Пар от горячей воды окутал ее теплым туманом. И она подумала: «У нас обоих в крови бунтарство. Я восстала против директора школы, оспаривала выбор королевы майского бала, увела своих подруг в общежитие, не позволив им участвовать в праздновании. Спустя семь лет я восстала против военного департамента. Мой муж не подчинился дисциплине и был отчислен из школы потому, что, как юный романтик, он предпочитал бродить с возлюбленной по холмам. Через двенадцать лет и он восстал против военного департамента. Мы так схожи друг с другом, что вместе умножаем наши слабости. Ему следовало бы выбрать в жены женщину другого склада, такую, которая не вмешивалась бы… была бы более уравновешенной…»
Думая о своей вине, она теряла способность оценить степень вины мужа. Джесси вспомнила слова отца: «Небольшой бунт заходит далеко». Да, слишком частое проявление бунтарства может разрушить не только американскую армию, но и американскую форму правления, которая опирается на согласие управляемых и требует от них абсолютного послушания. Вице-адмирал Нельсон поступил разумно, поднеся подзорную трубу к своей пустой глазнице, когда его недалекий командующий отдал глупый, равнозначный катастрофе приказ, но что произойдет, если каждый из тридцати миллионов американцев возомнит себя лордом Нельсоном и станет делать вид, будто не видит приказов Вашингтона? Правительство, основанное на сотрудничестве, может пережить ошибки и промахи своих членов при тех или иных обстоятельствах, но не выдержит постоянного ослушания. Правительство – это родитель, а отдельное дело, подлежащее решению, – ребенок. Потерю одного ребенка плодовитые родители могут легко возместить, но, когда ребенок уничтожает родителей, гибнет вся семья.

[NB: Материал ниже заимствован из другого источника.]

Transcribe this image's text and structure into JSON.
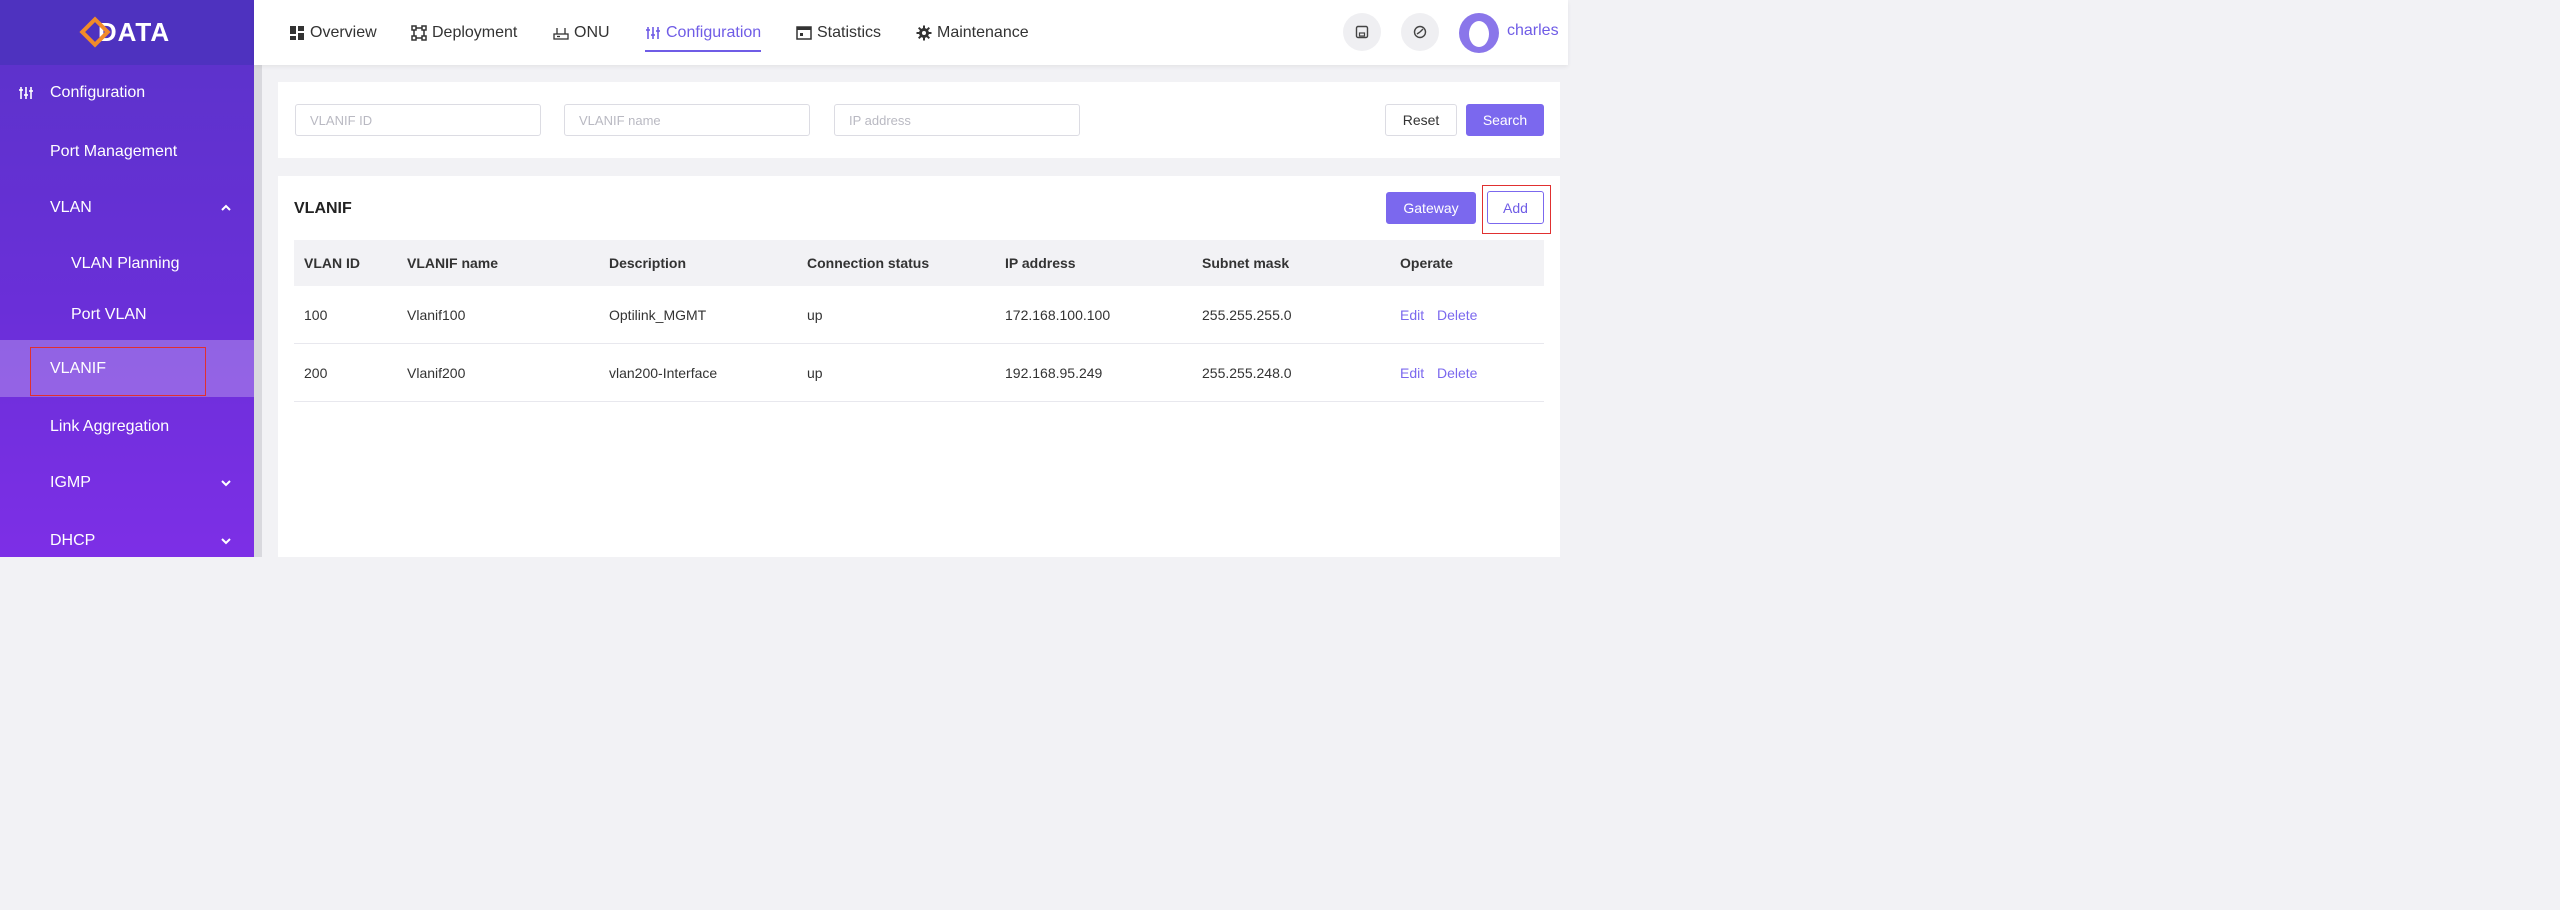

Так она прониклась пониманием, что ее бунтарство имело целью подкрепить все, что сделал Джон, собирая научные данные, прокладывая пути на Запад. Однако Джон не был незаменимым, ведь и другие могли собрать эти данные. Исторические силы, орудием которых он был, так или иначе подвели бы к открытию Запада. Она выступила за мужа, за его работу, но когда удар наносится за кого-то, то он должен быть нанесен одновременно и по кому-то, этой жертвой и стала американская форма правления, во славу которой ее бабушка Макдоуэлл всю жизнь носила шрам на лбу.
_/3/_
Вечером Элиза и Уильям Карей Джонс пришли на обед. По отдельным высказываниям Элизы Джесси знала, что у них сложилась счастливая совместная жизнь. И однако, ничто вроде бы не указывало, что их жизнь изменилась. Во время обеда Джесси удавалось обходить стороной разговоры на тему суда. Но когда кончился обед и они перешли в гостиную для кофе, Том Бентон позволил себе дать юридический анализ действий полковника Фремонта в Калифорнии, сопровождавшийся его тирадами против генерала Кирни.
Джесси поняла, что ее интересует лицо Уильяма. Он редко показывал, что думает, но она чувствовала, что он не одобряет слова ее отца. Она была так поглощена собственными неприятностями, что почти не уделяла внимания своему зятю, но поймала себя на том, что внимательно изучает его. Он был высоким, гибким, с холодными зелеными глазами, курносый, с копной светлых волос и аскетическим, лишенным бороды лицом. Говорил он тихо и сдержанно, и Джесси восхищалась его спокойным, неспешным, внешне лишенным эмоций характером. Сама она была не способна стать столь бесстрастной, но понимала преимущества этого. Позиция Уильяма Джонса в связи с осложнениями, возникшими в семье, не была еще ясной: она еще не обсуждала с ним дела, а он не торопился высказать свое мнение. Она понимала, что его мнение может быть ценным в их деле не только потому, что он сохранит спокойствие и логику в противовес импульсивным выходкам мужа и отца, но и потому, что он знал международное право. Для Джона Фремонта и Тома Бентона конфликт носит личный характер, но в зале суда вопросы решаются в соответствии с нормами права. Ее муж не юрист, а отец не занимается юридической практикой в течение двадцати лет.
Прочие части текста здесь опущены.